La première chanson,  »Plus Rien A Perdre », évoque l’aventure d’un homme traqué qui cherche la liberté mais il sait de lui-même que cette liberté ne peut s’obtenir que d’une seule manière : la mort. Ce titre commence en douceur, pour vous permettre de monter dans le train, avant de se mettre en branle avec la voix de Luka, pleine d’énergie et en accord avec le rythme des guitares. Le rythme varie et le refrain facilement mémorisable (si si, allez l’écouter, vous verrez que j’ai raison) puisqu’il est bien martelé par le chanteur et soutenu par le chœur de ses musiciens.

La seconde,  »Que Justice Soit Faite », pourrait se rapporter à Barrakuda puisqu’il s’agit dans cette chanson d’une parodie de justice, avec un juge qui pose les questions et répond lui-même aux questions posées aux accusés. Musicalement, le morceau est très énergique. On a le sentiment d’une vague chargée durant tout le long de la chanson et à la fin, lors du verdict, la vague s’abat, détruisant tout sur son passage.

C’est maintenant l’heure d’assister à un affrontement entre deux équipes avec cette troisième chanson intitulée  »Guerilla-Urbaine ». Vous désirez connaître les noms des équipes en présence ? Ce sont les forces de l’ordre contre la population, luttant pour la liberté. La chanson est entrecoupée de petits silences avec des rappels à l’ordre, joués par la guitare ou la batterie.

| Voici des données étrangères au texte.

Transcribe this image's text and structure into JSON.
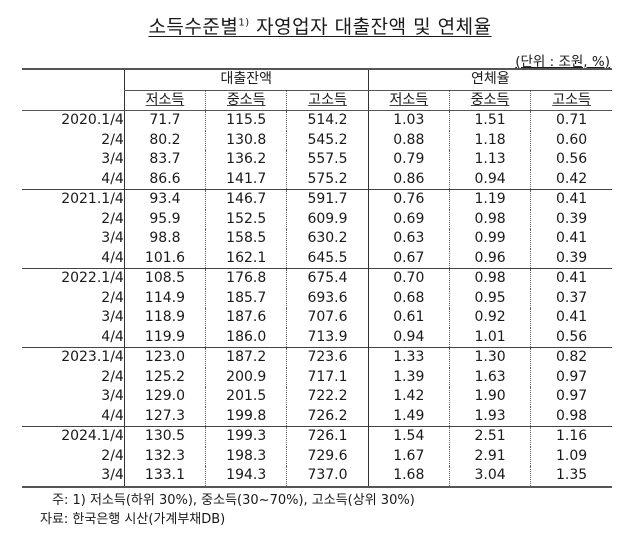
{
  "title": {
    "text": "소득수준별",
    "superscript": "1)",
    "rest": " 자영업자 대출잔액 및 연체율"
  },
  "unit": "(단위 : 조원, %)",
  "table": {
    "groups": [
      "대출잔액",
      "연체율"
    ],
    "subheaders": [
      "저소득",
      "중소득",
      "고소득",
      "저소득",
      "중소득",
      "고소득"
    ],
    "rows": [
      {
        "label": "2020.1/4",
        "values": [
          "71.7",
          "115.5",
          "514.2",
          "1.03",
          "1.51",
          "0.71"
        ]
      },
      {
        "label": "2/4",
        "values": [
          "80.2",
          "130.8",
          "545.2",
          "0.88",
          "1.18",
          "0.60"
        ]
      },
      {
        "label": "3/4",
        "values": [
          "83.7",
          "136.2",
          "557.5",
          "0.79",
          "1.13",
          "0.56"
        ]
      },
      {
        "label": "4/4",
        "values": [
          "86.6",
          "141.7",
          "575.2",
          "0.86",
          "0.94",
          "0.42"
        ]
      },
      {
        "label": "2021.1/4",
        "values": [
          "93.4",
          "146.7",
          "591.7",
          "0.76",
          "1.19",
          "0.41"
        ]
      },
      {
        "label": "2/4",
        "values": [
          "95.9",
          "152.5",
          "609.9",
          "0.69",
          "0.98",
          "0.39"
        ]
      },
      {
        "label": "3/4",
        "values": [
          "98.8",
          "158.5",
          "630.2",
          "0.63",
          "0.99",
          "0.41"
        ]
      },
      {
        "label": "4/4",
        "values": [
          "101.6",
          "162.1",
          "645.5",
          "0.67",
          "0.96",
          "0.39"
        ]
      },
      {
        "label": "2022.1/4",
        "values": [
          "108.5",
          "176.8",
          "675.4",
          "0.70",
          "0.98",
          "0.41"
        ]
      },
      {
        "label": "2/4",
        "values": [
          "114.9",
          "185.7",
          "693.6",
          "0.68",
          "0.95",
          "0.37"
        ]
      },
      {
        "label": "3/4",
        "values": [
          "118.9",
          "187.6",
          "707.6",
          "0.61",
          "0.92",
          "0.41"
        ]
      },
      {
        "label": "4/4",
        "values": [
          "119.9",
          "186.0",
          "713.9",
          "0.94",
          "1.01",
          "0.56"
        ]
      },
      {
        "label": "2023.1/4",
        "values": [
          "123.0",
          "187.2",
          "723.6",
          "1.33",
          "1.30",
          "0.82"
        ]
      },
      {
        "label": "2/4",
        "values": [
          "125.2",
          "200.9",
          "717.1",
          "1.39",
          "1.63",
          "0.97"
        ]
      },
      {
        "label": "3/4",
        "values": [
          "129.0",
          "201.5",
          "722.2",
          "1.42",
          "1.90",
          "0.97"
        ]
      },
      {
        "label": "4/4",
        "values": [
          "127.3",
          "199.8",
          "726.2",
          "1.49",
          "1.93",
          "0.98"
        ]
      },
      {
        "label": "2024.1/4",
        "values": [
          "130.5",
          "199.3",
          "726.1",
          "1.54",
          "2.51",
          "1.16"
        ]
      },
      {
        "label": "2/4",
        "values": [
          "132.3",
          "198.3",
          "729.6",
          "1.67",
          "2.91",
          "1.09"
        ]
      },
      {
        "label": "3/4",
        "values": [
          "133.1",
          "194.3",
          "737.0",
          "1.68",
          "3.04",
          "1.35"
        ]
      }
    ]
  },
  "footnote": "주: 1) 저소득(하위 30%), 중소득(30~70%), 고소득(상위 30%)",
  "source": "자료: 한국은행 시산(가계부채DB)"
}
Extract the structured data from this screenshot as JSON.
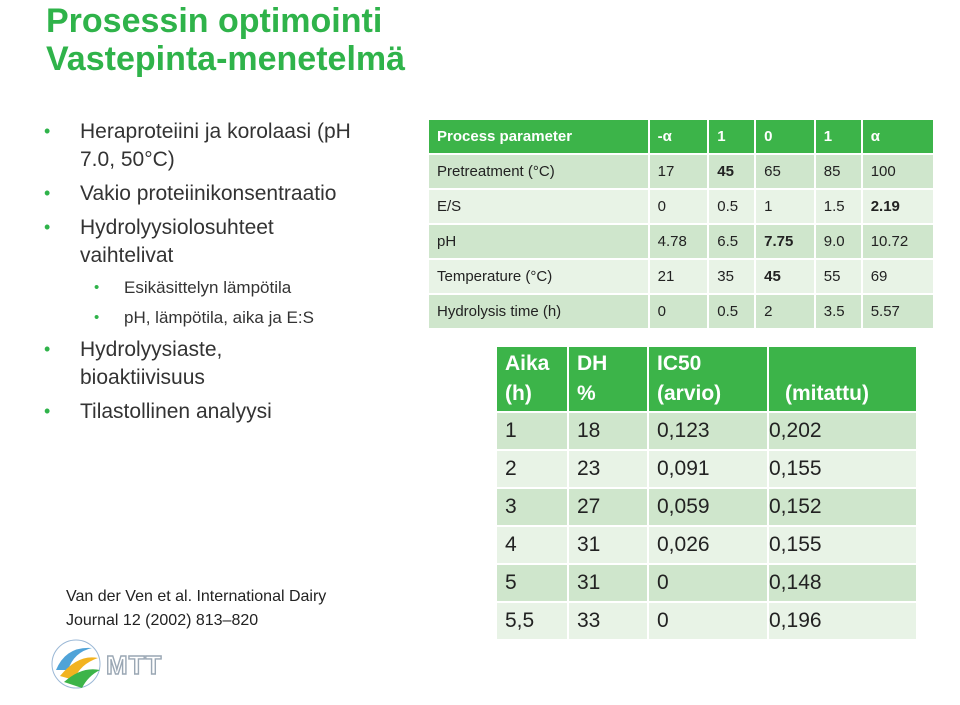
{
  "slide": {
    "title_line1": "Prosessin optimointi",
    "title_line2": "Vastepinta-menetelmä"
  },
  "bullets": [
    {
      "level": 1,
      "text": "Heraproteiini ja korolaasi (pH"
    },
    {
      "level": 1,
      "text": "7.0,  50°C)",
      "continuation": true
    },
    {
      "level": 1,
      "text": "Vakio proteiinikonsentraatio"
    },
    {
      "level": 1,
      "text": "Hydrolyysiolosuhteet"
    },
    {
      "level": 1,
      "text": "vaihtelivat",
      "continuation": true
    },
    {
      "level": 2,
      "text": "Esikäsittelyn lämpötila"
    },
    {
      "level": 2,
      "text": "pH, lämpötila, aika ja E:S"
    },
    {
      "level": 1,
      "text": "Hydrolyysiaste,"
    },
    {
      "level": 1,
      "text": "bioaktiivisuus",
      "continuation": true
    },
    {
      "level": 1,
      "text": "Tilastollinen analyysi"
    }
  ],
  "reference": {
    "line1": "Van der Ven et al.  International Dairy",
    "line2": "Journal 12 (2002) 813–820"
  },
  "logo": {
    "text": "MTT",
    "icon": "mtt-logo-icon"
  },
  "params_table": {
    "header": [
      "Process parameter",
      "-α",
      "1",
      "0",
      "1",
      "α"
    ],
    "rows": [
      {
        "cells": [
          "Pretreatment (°C)",
          "17",
          "45",
          "65",
          "85",
          "100"
        ],
        "bold": [
          2
        ]
      },
      {
        "cells": [
          "E/S",
          "0",
          "0.5",
          "1",
          "1.5",
          "2.19"
        ],
        "bold": [
          5
        ]
      },
      {
        "cells": [
          "pH",
          "4.78",
          "6.5",
          "7.75",
          "9.0",
          "10.72"
        ],
        "bold": [
          3
        ]
      },
      {
        "cells": [
          "Temperature (°C)",
          "21",
          "35",
          "45",
          "55",
          "69"
        ],
        "bold": [
          3
        ]
      },
      {
        "cells": [
          "Hydrolysis time (h)",
          "0",
          "0.5",
          "2",
          "3.5",
          "5.57"
        ],
        "bold": []
      }
    ]
  },
  "results_table": {
    "header": {
      "aika_line1": "Aika",
      "aika_line2": "(h)",
      "dh_line1": "DH",
      "dh_line2": "%",
      "ic50_line1": "IC50",
      "ic50_line2": "(arvio)",
      "mitattu": "(mitattu)"
    },
    "rows": [
      [
        "1",
        "18",
        "0,123",
        "0,202"
      ],
      [
        "2",
        "23",
        "0,091",
        "0,155"
      ],
      [
        "3",
        "27",
        "0,059",
        "0,152"
      ],
      [
        "4",
        "31",
        "0,026",
        "0,155"
      ],
      [
        "5",
        "31",
        "0",
        "0,148"
      ],
      [
        "5,5",
        "33",
        "0",
        "0,196"
      ]
    ]
  },
  "colors": {
    "accent": "#2fb34a",
    "header_bg": "#3cb449",
    "row_dark": "#cfe6cc",
    "row_light": "#e8f3e6"
  }
}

Il convient de noter le retour des choeurs, dans lesquels les musiciens ne chantent ensemble qu’une seule parole :  »Chargez ». Nous avons aussi la présence d’un instrument incongru : le martèlement de la scène, sans aucun instrument, donnant l’impression d’entendre la charge des deux camps en présence. Le morceau est en outre plus typé Metal : on sent une violence qui s’en dégage, alors qu’elle était plus mesurée dans les deux chansons précédentes.

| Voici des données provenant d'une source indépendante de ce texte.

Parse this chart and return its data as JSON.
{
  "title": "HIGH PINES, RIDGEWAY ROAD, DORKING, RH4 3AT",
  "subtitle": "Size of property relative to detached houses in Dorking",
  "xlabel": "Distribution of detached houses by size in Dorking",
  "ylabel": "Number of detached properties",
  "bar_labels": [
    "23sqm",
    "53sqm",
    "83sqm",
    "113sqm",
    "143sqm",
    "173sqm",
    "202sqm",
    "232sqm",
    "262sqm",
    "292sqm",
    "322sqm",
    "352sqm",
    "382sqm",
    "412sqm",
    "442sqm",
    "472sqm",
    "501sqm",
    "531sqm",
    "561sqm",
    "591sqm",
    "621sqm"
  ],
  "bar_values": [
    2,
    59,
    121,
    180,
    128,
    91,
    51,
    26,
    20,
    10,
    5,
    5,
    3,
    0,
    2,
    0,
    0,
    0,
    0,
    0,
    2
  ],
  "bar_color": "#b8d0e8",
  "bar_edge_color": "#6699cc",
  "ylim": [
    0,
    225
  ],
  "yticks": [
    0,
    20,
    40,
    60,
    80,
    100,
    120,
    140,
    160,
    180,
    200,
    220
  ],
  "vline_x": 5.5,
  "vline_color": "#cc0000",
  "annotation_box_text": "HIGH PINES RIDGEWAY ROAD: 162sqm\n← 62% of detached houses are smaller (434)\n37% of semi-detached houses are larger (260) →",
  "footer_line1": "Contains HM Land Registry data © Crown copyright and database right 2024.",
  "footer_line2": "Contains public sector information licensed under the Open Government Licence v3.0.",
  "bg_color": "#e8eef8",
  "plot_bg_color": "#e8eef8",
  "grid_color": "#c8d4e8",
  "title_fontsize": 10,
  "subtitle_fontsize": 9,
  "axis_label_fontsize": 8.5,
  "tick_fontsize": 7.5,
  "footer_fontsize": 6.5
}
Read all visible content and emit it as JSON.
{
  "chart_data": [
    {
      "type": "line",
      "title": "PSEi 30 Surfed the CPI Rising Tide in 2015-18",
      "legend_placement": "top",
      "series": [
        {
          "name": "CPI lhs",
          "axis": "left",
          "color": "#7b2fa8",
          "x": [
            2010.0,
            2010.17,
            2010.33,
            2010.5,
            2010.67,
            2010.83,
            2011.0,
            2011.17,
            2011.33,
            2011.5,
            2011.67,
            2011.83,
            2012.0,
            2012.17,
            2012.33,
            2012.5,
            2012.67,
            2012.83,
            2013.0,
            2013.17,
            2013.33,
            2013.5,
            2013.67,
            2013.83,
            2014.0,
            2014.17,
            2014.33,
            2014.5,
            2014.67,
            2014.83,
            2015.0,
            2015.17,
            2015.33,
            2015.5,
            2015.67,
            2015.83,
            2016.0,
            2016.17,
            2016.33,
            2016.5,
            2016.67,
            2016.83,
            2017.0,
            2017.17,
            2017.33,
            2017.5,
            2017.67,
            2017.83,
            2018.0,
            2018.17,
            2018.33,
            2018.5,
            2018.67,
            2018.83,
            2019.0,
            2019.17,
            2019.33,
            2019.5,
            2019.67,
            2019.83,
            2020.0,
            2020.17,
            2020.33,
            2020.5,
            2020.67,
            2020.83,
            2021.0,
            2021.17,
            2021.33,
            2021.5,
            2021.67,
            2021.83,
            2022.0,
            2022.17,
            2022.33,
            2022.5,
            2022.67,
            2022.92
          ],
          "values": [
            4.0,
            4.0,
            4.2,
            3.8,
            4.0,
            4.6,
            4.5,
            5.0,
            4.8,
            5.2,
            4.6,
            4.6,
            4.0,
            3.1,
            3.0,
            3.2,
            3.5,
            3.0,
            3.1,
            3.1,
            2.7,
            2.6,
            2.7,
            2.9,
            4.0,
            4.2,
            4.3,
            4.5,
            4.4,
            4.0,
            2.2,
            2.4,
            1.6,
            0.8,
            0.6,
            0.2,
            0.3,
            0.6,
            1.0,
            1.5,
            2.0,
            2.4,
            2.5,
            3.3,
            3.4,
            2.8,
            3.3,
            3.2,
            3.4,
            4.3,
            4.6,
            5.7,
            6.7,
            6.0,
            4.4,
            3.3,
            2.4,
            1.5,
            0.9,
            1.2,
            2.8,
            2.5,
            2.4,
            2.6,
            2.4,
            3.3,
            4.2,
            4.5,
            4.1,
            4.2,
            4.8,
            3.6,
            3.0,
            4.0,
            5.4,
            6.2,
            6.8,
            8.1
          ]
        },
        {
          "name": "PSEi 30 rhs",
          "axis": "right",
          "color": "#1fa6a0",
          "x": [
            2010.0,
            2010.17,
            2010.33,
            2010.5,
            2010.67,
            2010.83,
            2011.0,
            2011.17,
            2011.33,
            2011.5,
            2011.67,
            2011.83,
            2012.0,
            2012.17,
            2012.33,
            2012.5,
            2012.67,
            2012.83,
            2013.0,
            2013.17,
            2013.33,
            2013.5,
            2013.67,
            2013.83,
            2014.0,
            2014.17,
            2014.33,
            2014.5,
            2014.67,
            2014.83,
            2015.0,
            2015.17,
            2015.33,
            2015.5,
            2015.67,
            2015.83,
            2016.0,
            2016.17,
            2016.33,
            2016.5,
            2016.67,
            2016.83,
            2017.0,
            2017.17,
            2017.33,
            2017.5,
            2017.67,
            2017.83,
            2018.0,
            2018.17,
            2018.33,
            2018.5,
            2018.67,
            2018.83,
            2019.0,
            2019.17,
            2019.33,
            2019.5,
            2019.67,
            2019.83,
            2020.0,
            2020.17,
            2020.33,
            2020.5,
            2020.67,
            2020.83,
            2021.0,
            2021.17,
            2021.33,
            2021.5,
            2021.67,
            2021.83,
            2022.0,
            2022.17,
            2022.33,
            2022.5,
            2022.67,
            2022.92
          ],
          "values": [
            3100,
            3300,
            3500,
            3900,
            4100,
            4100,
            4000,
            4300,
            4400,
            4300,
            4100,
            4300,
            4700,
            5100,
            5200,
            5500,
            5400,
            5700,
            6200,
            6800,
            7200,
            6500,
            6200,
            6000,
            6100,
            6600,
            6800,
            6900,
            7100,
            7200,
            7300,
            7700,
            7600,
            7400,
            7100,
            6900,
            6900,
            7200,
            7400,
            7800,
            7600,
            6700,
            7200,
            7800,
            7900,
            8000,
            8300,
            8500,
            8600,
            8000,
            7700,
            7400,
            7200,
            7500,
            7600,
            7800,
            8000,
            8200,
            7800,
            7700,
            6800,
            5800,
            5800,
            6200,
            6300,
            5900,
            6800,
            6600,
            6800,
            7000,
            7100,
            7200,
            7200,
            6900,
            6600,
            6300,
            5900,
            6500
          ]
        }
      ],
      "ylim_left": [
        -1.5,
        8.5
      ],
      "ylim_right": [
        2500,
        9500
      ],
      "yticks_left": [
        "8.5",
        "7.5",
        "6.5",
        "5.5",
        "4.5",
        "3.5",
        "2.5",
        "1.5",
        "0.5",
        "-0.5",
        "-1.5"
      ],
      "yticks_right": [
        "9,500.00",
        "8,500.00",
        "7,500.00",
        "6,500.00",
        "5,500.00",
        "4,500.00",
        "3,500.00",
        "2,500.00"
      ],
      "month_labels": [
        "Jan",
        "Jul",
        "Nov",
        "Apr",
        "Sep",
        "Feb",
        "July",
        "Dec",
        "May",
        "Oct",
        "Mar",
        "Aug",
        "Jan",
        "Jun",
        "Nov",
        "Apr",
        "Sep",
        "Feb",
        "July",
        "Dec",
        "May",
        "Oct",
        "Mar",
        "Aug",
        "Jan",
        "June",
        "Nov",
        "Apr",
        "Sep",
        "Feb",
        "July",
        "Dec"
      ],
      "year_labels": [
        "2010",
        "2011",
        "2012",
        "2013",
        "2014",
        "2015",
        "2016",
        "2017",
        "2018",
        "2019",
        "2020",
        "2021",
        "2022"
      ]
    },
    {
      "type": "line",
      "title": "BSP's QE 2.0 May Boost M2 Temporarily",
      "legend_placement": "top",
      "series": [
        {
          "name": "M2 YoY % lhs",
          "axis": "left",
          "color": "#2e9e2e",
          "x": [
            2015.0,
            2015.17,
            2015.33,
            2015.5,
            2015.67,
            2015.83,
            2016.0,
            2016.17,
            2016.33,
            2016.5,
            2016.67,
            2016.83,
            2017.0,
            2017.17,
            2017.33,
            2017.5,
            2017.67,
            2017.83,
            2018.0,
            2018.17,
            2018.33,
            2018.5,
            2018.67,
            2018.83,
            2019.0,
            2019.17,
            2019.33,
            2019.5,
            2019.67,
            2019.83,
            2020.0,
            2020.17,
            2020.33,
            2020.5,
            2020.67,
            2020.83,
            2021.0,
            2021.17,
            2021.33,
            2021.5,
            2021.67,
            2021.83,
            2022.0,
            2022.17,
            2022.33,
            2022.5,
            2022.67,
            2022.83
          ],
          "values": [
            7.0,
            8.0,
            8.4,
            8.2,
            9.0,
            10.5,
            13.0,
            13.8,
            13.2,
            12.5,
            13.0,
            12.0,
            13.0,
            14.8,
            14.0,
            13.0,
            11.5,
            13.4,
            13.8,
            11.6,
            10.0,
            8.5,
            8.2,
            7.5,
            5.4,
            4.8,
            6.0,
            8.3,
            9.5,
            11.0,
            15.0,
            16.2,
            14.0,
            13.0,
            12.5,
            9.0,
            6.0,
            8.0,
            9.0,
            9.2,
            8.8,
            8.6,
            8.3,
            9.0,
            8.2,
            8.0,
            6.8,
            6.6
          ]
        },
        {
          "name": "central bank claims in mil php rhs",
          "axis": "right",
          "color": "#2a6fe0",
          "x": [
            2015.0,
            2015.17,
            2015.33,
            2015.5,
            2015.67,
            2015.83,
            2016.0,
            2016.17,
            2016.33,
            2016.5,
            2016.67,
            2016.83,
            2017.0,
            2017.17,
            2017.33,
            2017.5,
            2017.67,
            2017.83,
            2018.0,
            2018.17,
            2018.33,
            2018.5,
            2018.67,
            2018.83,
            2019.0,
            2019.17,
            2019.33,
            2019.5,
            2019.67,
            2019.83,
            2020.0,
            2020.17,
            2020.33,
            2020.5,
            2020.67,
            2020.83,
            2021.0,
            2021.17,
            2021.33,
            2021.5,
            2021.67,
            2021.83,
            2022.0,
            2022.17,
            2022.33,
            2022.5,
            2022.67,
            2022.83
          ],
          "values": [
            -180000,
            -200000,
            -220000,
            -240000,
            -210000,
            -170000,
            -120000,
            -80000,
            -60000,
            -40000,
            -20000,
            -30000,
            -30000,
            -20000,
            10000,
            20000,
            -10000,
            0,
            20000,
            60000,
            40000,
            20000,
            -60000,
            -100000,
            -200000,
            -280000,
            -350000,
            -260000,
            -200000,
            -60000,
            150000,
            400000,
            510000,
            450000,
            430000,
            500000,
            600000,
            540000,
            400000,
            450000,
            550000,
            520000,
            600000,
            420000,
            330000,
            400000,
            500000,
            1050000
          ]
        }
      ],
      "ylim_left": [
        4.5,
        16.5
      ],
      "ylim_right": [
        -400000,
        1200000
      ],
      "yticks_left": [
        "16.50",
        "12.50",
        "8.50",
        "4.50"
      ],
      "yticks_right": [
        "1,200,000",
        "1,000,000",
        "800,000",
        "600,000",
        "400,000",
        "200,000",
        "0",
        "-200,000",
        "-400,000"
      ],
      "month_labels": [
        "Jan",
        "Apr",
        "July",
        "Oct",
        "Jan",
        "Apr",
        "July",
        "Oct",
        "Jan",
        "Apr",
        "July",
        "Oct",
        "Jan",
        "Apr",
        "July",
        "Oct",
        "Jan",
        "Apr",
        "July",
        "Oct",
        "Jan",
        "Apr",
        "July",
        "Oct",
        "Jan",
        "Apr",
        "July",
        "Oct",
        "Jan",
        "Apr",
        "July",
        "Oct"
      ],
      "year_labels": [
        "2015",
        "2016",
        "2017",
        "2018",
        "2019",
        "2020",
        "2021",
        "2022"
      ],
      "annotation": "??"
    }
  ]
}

Il est temps pour  »Fou Et Furieux », la dernière chanson de cet Ep. Cette histoire peut parler à chacun d’entre nous. En effet qui, parmi vous, n’a jamais eu le sentiment d’enchaîner les échecs et punir les responsables ? Eh bien voilà le sujet de ce morceau. Ici, la batterie est survoltée, Adolphe maîtrisant parfaitement son sujet, le son rapide nous surprenant de manière agréable. Les choeurs toujours présents sur la chanson, permettent un martelage efficace du refrain et une mémorisation efficace des paroles.

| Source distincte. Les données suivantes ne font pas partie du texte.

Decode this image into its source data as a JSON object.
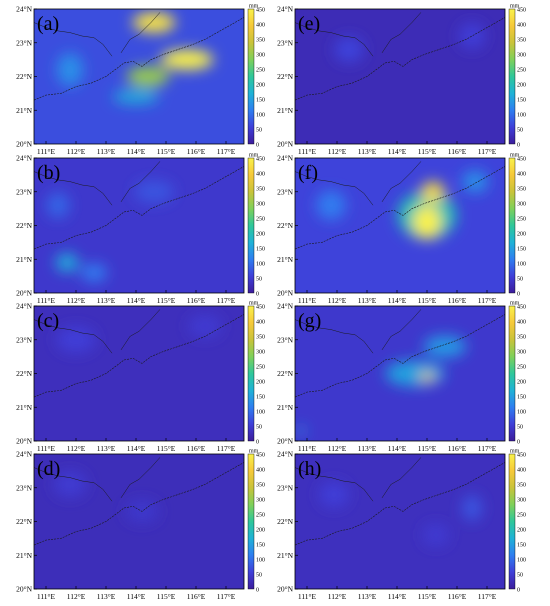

En conclusion, cet Ep est un très bon cru. Le groupe critique notre société actuelle avec laquelle ils sont en désaccord. Barrakuda, en dépit de sa jeunesse, nous propose donc une musique de qualité avec des chants énergiques, des riffs de guitares tranchants et une batterie parfaitement maîtrisée. C’est donc avec impatience que j’attend des nouvelles d’un futur album, puisqu’à la fin de cet Ep on a un sentiment de frustration, de trop peu.

Diamond

– YouTube : http://www.youtube.com/watch?v=W-Ifedgv0Wc&feature=youtu.be

                  http://www.youtube.com/watch?v=k9dK9zrFQNs

– Bandcamp : http://www.barrakuda.fr/

Tracklist : 

1 – Plus Rien A Perdre

2 – Que Justice Soit Faite

3 – Guerilla Urbaine

4 – Fou Et Furieux

  1. Vordaï dit :

    « le logo du groupe en gris métallisé avec le second qui se fait avaler par un poisson »…
    Ça serait plutôt -le second « a « -, non?